Film and TV director Michael Apted was awarded the BPG Jury Prize for the “Up” series, which began in 1964 with a profile of 14 seven-year-old children growing up in the U.K. who have been subjects of a new documentary every seven years since.

Glenda Jackson was named best actress for her role as Maud, a dementia sufferer, in BBC One’s adaptation of Emma Healey’s best-selling novel, “Elizabeth Is Missing.” The two-time Oscar winner, now 83, was making her first screen appearance in 27 years, after nearly two decades in Parliament.

The BPG award for best actor went to Stephen Graham, for his performances in the fifth season of “Line of Duty” (BBC One), “A Christmas Carol” (BBC One) and “The Virtues.”

Fleabag” (BBC Three and Amazon Prime Video) was named best comedy, while “The Graham Norton Show” (BBC One) took home top honors for best entertainment show.
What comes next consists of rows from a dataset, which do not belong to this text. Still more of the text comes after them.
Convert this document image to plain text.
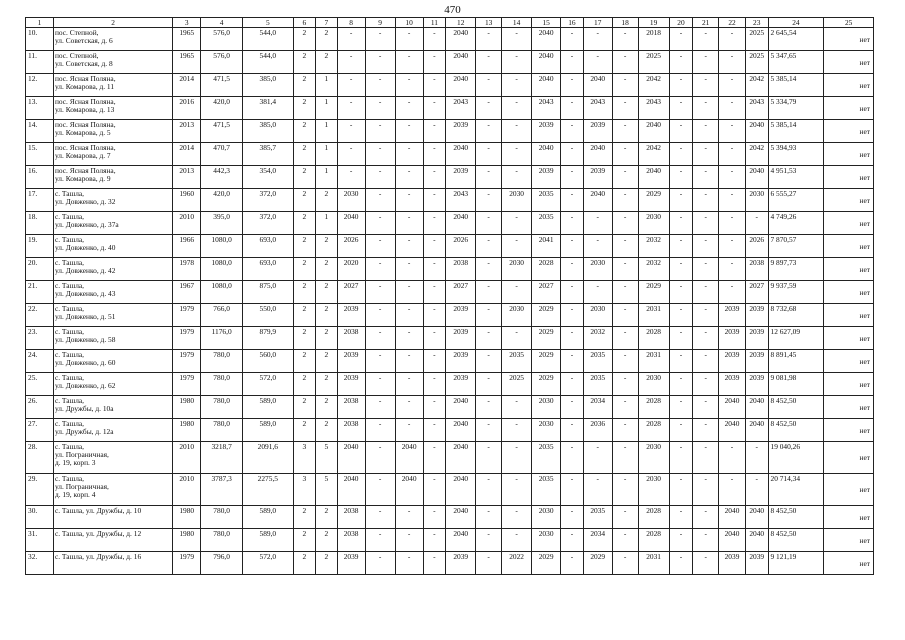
470
1	2	3	4	5	6	7	8	9	10	11	12	13	14	15	16	17	18	19	20	21	22	23	24	25
10.	пос. Степной,
ул. Советская, д. 6	1965	576,0	544,0	2	2	-	-	-	-	2040	-	-	2040	-	-	-	2018	-	-	-	2025	2 645,54	нет
11.	пос. Степной,
ул. Советская, д. 8	1965	576,0	544,0	2	2	-	-	-	-	2040	-	-	2040	-	-	-	2025	-	-	-	2025	5 347,65	нет
12.	пос. Ясная Поляна,
ул. Комарова, д. 11	2014	471,5	385,0	2	1	-	-	-	-	2040	-	-	2040	-	2040	-	2042	-	-	-	2042	5 385,14	нет
13.	пос. Ясная Поляна,
ул. Комарова, д. 13	2016	420,0	381,4	2	1	-	-	-	-	2043	-	-	2043	-	2043	-	2043	-	-	-	2043	5 334,79	нет
14.	пос. Ясная Поляна,
ул. Комарова, д. 5	2013	471,5	385,0	2	1	-	-	-	-	2039	-	-	2039	-	2039	-	2040	-	-	-	2040	5 385,14	нет
15.	пос. Ясная Поляна,
ул. Комарова, д. 7	2014	470,7	385,7	2	1	-	-	-	-	2040	-	-	2040	-	2040	-	2042	-	-	-	2042	5 394,93	нет
16.	пос. Ясная Поляна,
ул. Комарова, д. 9	2013	442,3	354,0	2	1	-	-	-	-	2039	-	-	2039	-	2039	-	2040	-	-	-	2040	4 951,53	нет
17.	с. Ташла,
ул. Довженко, д. 32	1960	420,0	372,0	2	2	2030	-	-	-	2043	-	2030	2035	-	2040	-	2029	-	-	-	2030	6 555,27	нет
18.	с. Ташла,
ул. Довженко, д. 37а	2010	395,0	372,0	2	1	2040	-	-	-	2040	-	-	2035	-	-	-	2030	-	-	-	-	4 749,26	нет
19.	с. Ташла,
ул. Довженко, д. 40	1966	1080,0	693,0	2	2	2026	-	-	-	2026	-	-	2041	-	-	-	2032	-	-	-	2026	7 870,57	нет
20.	с. Ташла,
ул. Довженко, д. 42	1978	1080,0	693,0	2	2	2020	-	-	-	2038	-	2030	2028	-	2030	-	2032	-	-	-	2038	9 897,73	нет
21.	с. Ташла,
ул. Довженко, д. 43	1967	1080,0	875,0	2	2	2027	-	-	-	2027	-	-	2027	-	-	-	2029	-	-	-	2027	9 937,59	нет
22.	с. Ташла,
ул. Довженко, д. 51	1979	766,0	550,0	2	2	2039	-	-	-	2039	-	2030	2029	-	2030	-	2031	-	-	2039	2039	8 732,68	нет
23.	с. Ташла,
ул. Довженко, д. 58	1979	1176,0	879,9	2	2	2038	-	-	-	2039	-	-	2029	-	2032	-	2028	-	-	2039	2039	12 627,09	нет
24.	с. Ташла,
ул. Довженко, д. 60	1979	780,0	560,0	2	2	2039	-	-	-	2039	-	2035	2029	-	2035	-	2031	-	-	2039	2039	8 891,45	нет
25.	с. Ташла,
ул. Довженко, д. 62	1979	780,0	572,0	2	2	2039	-	-	-	2039	-	2025	2029	-	2035	-	2030	-	-	2039	2039	9 081,98	нет
26.	с. Ташла,
ул. Дружбы, д. 10а	1980	780,0	589,0	2	2	2038	-	-	-	2040	-	-	2030	-	2034	-	2028	-	-	2040	2040	8 452,50	нет
27.	с. Ташла,
ул. Дружбы, д. 12а	1980	780,0	589,0	2	2	2038	-	-	-	2040	-	-	2030	-	2036	-	2028	-	-	2040	2040	8 452,50	нет
28.	с. Ташла,
ул. Пограничная,
д. 19, корп. 3	2010	3218,7	2091,6	3	5	2040	-	2040	-	2040	-	-	2035	-	-	-	2030	-	-	-	-	19 040,26	нет
29.	с. Ташла,
ул. Пограничная,
д. 19, корп. 4	2010	3787,3	2275,5	3	5	2040	-	2040	-	2040	-	-	2035	-	-	-	2030	-	-	-	-	20 714,34	нет
30.	с. Ташла, ул. Дружбы, д. 10	1980	780,0	589,0	2	2	2038	-	-	-	2040	-	-	2030	-	2035	-	2028	-	-	2040	2040	8 452,50	нет
31.	с. Ташла, ул. Дружбы, д. 12	1980	780,0	589,0	2	2	2038	-	-	-	2040	-	-	2030	-	2034	-	2028	-	-	2040	2040	8 452,50	нет
32.	с. Ташла, ул. Дружбы, д. 16	1979	796,0	572,0	2	2	2039	-	-	-	2039	-	2022	2029	-	2029	-	2031	-	-	2039	2039	9 121,19	нет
Craig Mazin won the best writer award for “Chernobyl”.

Channel Four News and ITN won the BPG award for best single documentary with “For Sama” (Channel Four and PBS Frontline), the critically acclaimed Oscar nominee by Waad Al-Kateab. The award for best documentary series went to “Thatcher: A Very British Revolution” (BBC Two)

Samira Ahmed was named Audio Broadcaster of the Year, for presenting “Front Row” on BBC Radio 4 and the podcast “How I Found My Voice.” The award for Radio Program of the Year went to “Hooked: The Unexpected Addicts” (BBC Radio 5 Live), presented by Melissa Rice and Jade Wye, who provide insights into the realities of being an addict. The Podcast of the Year award went to “Have You Heard George’s Podcast” (BBC Sounds) presented by George The Poet, a.k.a. George Mpanga.

Among the special awards made by the BPG executive committee, Moira Stuart received the Harvey Lee Award for an Outstanding Contribution to Broadcasting, in recognition of her five decades of outstanding broadcasting, including news presentation on BBC radio and television, documentaries, entertainment shows and her current news and music programs on Classic FM.

Actor Ncuti Gatwa won the Breakthrough Award for his performance in “Sex Education” (Netflix).